The iteration that lands somewhere in between the project’s ideal version and the minimally viable product, would be a project with the same search capacities as the ideal, but is inclusive of  just 3 countries: the United States, Italy and France. Not only do these countries contain the cities which are still considered to be the fashion capitals of the world, but they also played very disparate roles during the war. These varied experiences also attributed to their citizens experiencing the conflict in extremely different ways. For some, the war was something that was happening in a far away land, for others, it was happening right in the streets of their communities.

The same issues that made the timeline for the ideal project indeterminable hold true for this version. There would certainly be far less work involved with this iteration, but I’m not sure how to estimate at this point the learning curve I would need for the various software needed to create it. I think that starting with the minimally viable product is the best way for me to move forward with this project. Hopefully what I learn from bringing the much smaller version to life will help me to avoid some time consuming mistakes when I scale up. 




  • I would love to run across this project while browsing around the internet. Omeka is not too tricky and you can include the Neatline plugin, which allows you to create an interactive timeline with a map. You can even use historical maps. The back-end interface is a little clunky but if, for the fully-fledged version, you have assistance customizing Omeka, I think it might work really well for what you want to do. One question I have is about the nations/populations you want to include: WWII involved many nations in Europe that were not part of the Axis or Allied powers, Korea, Southeast Asia, neutral countries like Switzerland, and of course the Jewish diaspora. In your full-fledged project, would you consider including nations that were invaded or annexed, or “stateless” people? I don’t think you should attempt complete coverage just for the sake of inclusion, since that would definitely generate scope creep, but it could create some interesting juxtapositions to include — if there is any available — material from nations that were involved in or heavily impacted by the war, but not the main actors.
  • Kat, I wanted to comment to you at the end of last class, how awesome your project is. I love it. It tells a story of an era in a different way on how it is usually portrayed with explosions and destruction. I am so looking forward to the process of your project and seeing the final version.
  • What is not clear to me yet is what materials you are providing other than images. Or are you? Historical background? Social background? The background you suggest about the various publications. Again, if you can move through those images through a variety of search tools, that’s cool, but then what? Is the user creating the analysis, coming up with ideas about these shared emotions and zeitgeists, or are you? Perhaps the archive has some ready-made clusters, as examples, but then has a feature where users could also make “collections” that produce historical and social and psychological analysis. I think you need to determine not just what images from what time and place sit in your archive but what else and for whose use? Let’s start with just one of the users you imagine above. Building some of those images and resources into Omeka seems like a strong project for an ITP IS.
  • Omeka seems right for this, and Lisa’s suggestion of the Neatline plugin to add a timeline is a good one. Alex’s questions about how you balance what you present is important; we need to hear how you’ll contextualize the materials, which will have a significant impact on how users interact with and navigate the archive.

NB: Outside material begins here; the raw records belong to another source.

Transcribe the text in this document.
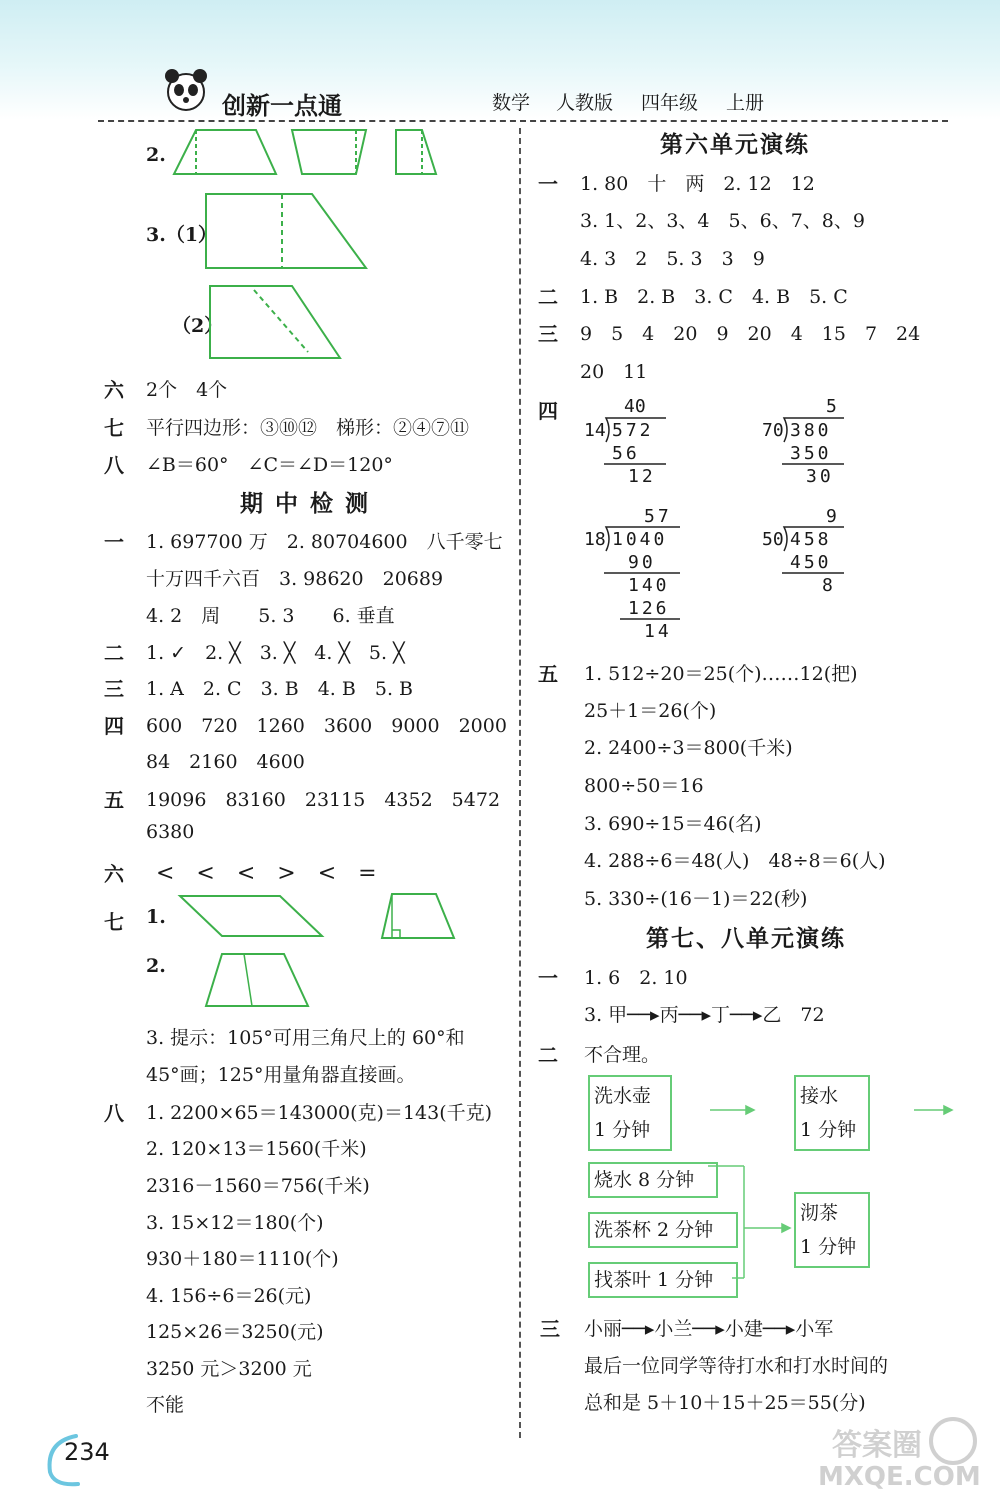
创新一点通	数学 人教版 四年级 上册
2.
3.（1）
（2）
六 2个　4个
七 平行四边形：③⑩⑫　梯形：②④⑦⑪
八 ∠B＝60°　∠C＝∠D＝120°
期 中 检 测
一 1. 697700 万　2. 80704600　八千零七
十万四千六百　3. 98620　20689
4. 2　周　　5. 3　　6. 垂直
二 1. ✓　2. ╳　3. ╳　4. ╳　5. ╳
三 1. A　2. C　3. B　4. B　5. B
四 600　720　1260　3600　9000　2000
84　2160　4600
五 19096　83160　23115　4352　5472
6380
六 <　<　<　>　<　=
七 1.
2.
3. 提示：105°可用三角尺上的 60°和
45°画；125°用量角器直接画。
八 1. 2200×65＝143000(克)＝143(千克)
2. 120×13＝1560(千米)
2316－1560＝756(千米)
3. 15×12＝180(个)
930＋180＝1110(个)
4. 156÷6＝26(元)
125×26＝3250(元)
3250 元＞3200 元
不能
第六单元演练
一 1. 80　十　两　2. 12　12
3. 1、2、3、4　5、6、7、8、9
4. 3　2　5. 3　3　9
二 1. B　2. B　3. C　4. B　5. C
三 9　5　4　20　9　20　4　15　7　24
20　11
四	40
14 572
56
12
5
70 380
350
30
57
18 1040
90
140
126
14
9
50 458
450
8
五 1. 512÷20＝25(个)……12(把)
25＋1＝26(个)
2. 2400÷3＝800(千米)
800÷50＝16
3. 690÷15＝46(名)
4. 288÷6＝48(人)　48÷8＝6(人)
5. 330÷(16－1)＝22(秒)
第七、八单元演练
一 1. 6　2. 10
3. 甲──▸丙──▸丁──▸乙　72
二 不合理。
洗水壶
1 分钟
接水
1 分钟
烧水 8 分钟
洗茶杯 2 分钟
找茶叶 1 分钟
沏茶
1 分钟
三 小丽──▸小兰──▸小建──▸小军
最后一位同学等待打水和打水时间的
总和是 5＋10＋15＋25＝55(分)
234	答案圈
MXQE.COM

    My major concern, at this point, is where you’re going to find the artifacts you’ll want to present, many of which, I presume, will be under copyright. Omeka *may* afford you the opportunity to present contextualized materials hosted elsewhere, but you’d be getting into some potentially tricky terrain, there. Alternatively, you could draw your artifacts from imagery in the public domain, which is possible, but poses a research challenge. This is a fundamental question, and should be answered before you get much further along.